A screenshot of NewsUp's North Korea quiz, which is being used to promote a campaign to provide flash drives of film, TV, and literature from the outside world to the people of North Korea.

A screenshot of NewsUp’s North Korea: Fact or Fiction? quiz, which is being used to promote a campaign to provide flash drives of film, TV, and literature from the outside world to the people of North Korea.
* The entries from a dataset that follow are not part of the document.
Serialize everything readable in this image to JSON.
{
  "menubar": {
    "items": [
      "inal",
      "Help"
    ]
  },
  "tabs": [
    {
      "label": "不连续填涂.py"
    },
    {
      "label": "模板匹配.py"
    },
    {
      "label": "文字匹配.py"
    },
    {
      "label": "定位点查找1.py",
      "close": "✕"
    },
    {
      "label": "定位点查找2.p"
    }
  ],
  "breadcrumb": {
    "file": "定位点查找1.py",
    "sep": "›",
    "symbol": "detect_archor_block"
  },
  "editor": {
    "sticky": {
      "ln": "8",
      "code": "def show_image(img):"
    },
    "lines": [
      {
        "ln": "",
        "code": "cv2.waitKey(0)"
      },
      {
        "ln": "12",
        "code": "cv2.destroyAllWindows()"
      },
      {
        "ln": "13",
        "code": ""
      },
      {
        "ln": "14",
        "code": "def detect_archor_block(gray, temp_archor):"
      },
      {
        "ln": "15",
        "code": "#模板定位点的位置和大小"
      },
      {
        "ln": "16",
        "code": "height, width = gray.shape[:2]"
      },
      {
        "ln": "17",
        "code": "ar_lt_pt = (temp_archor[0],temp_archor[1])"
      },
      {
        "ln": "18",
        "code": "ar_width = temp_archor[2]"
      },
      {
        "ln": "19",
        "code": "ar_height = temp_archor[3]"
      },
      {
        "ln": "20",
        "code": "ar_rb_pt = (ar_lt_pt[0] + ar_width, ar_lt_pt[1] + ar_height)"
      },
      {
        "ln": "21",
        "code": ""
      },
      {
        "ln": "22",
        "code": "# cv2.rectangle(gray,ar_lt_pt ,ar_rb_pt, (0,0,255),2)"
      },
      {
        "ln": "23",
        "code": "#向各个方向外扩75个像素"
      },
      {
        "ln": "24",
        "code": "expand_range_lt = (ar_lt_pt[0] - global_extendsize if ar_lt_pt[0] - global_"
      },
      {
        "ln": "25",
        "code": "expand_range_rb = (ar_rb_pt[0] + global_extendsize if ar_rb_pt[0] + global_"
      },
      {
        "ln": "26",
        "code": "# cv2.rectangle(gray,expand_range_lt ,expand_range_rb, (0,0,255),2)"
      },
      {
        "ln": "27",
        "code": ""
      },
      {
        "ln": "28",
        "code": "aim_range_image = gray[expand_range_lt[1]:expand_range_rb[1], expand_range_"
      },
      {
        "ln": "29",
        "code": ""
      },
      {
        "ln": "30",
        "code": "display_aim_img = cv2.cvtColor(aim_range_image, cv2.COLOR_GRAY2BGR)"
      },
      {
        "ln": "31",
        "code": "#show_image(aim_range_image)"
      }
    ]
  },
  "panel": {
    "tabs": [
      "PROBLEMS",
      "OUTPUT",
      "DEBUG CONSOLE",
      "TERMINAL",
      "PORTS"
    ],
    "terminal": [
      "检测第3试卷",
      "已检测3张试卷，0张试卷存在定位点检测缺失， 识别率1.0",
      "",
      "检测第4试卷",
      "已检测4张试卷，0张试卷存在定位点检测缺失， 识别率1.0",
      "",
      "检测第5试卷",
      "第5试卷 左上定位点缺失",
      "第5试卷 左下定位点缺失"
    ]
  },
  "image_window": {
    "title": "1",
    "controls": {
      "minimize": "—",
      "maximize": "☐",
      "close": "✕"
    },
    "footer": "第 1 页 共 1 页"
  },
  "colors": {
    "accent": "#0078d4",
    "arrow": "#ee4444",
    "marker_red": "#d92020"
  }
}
A Baltimore-based publisher of online quizzes is doing its part to help smuggle banned material — such as movies, TV shows, and e-books from the outside world — into the secretive and oppressive North Korean state to help residents learn more about what’s outside the Hermit Kingdom.

NewsUp, which publishes online quizzes on topics ranging from Star Wars and Marvel Comics to food, sports, and world politics, has teamed up with a nonprofit Human Rights Foundation to support the foundation’s Flash Drives for Freedom campaign: an effort to secretly disseminate the drives — loaded with contraband content — to the North Korean People.

Visitors to either the NewsUp or Flash Drives for Freedom websites can take a NewsUp quiz about life in North Korean and the difficulties faced by its residents.

A sample, true-or-false question reads “The North Korean government actively monitors the thoughts and conversations of its people.” (Hint: it’s true).

NewsUp, founded in 2012, believes quizzes can be an effective way to engage with readers and get them thinking, interacting and sharing, which makes the experience of consuming news more valuable for users and publishers, CEO and co-founder Andrew Schuster said in a statement.

A view of North Korea from the Chinese city of Dandong in January 2014. When viewed with binoculars, the Ferris wheel appears two-dimensional, as if made of plywood. (Photo by the author).

A view of North Korea from the Chinese city of Dandong in January 2014. When viewed with binoculars, the Ferris wheel appears two-dimensional, as if made of plywood. (Photo by the author).

The interactive quiz about North Korea is an engaging way to raise awareness about the country, “where dictators are worshiped like gods, where the postal system reads and censors all mail, and where citizens cannot access the internet,” Andrea Austin, director of programs at Human Rights Foundation, said in a news release. The flash drive campaign is a way for technology to help free minds inside the isolate country, she said.

NewsUp is also partnering with the National Institutes of Health to support a campaign by that organization to promote responsible drinking, the company announced Monday.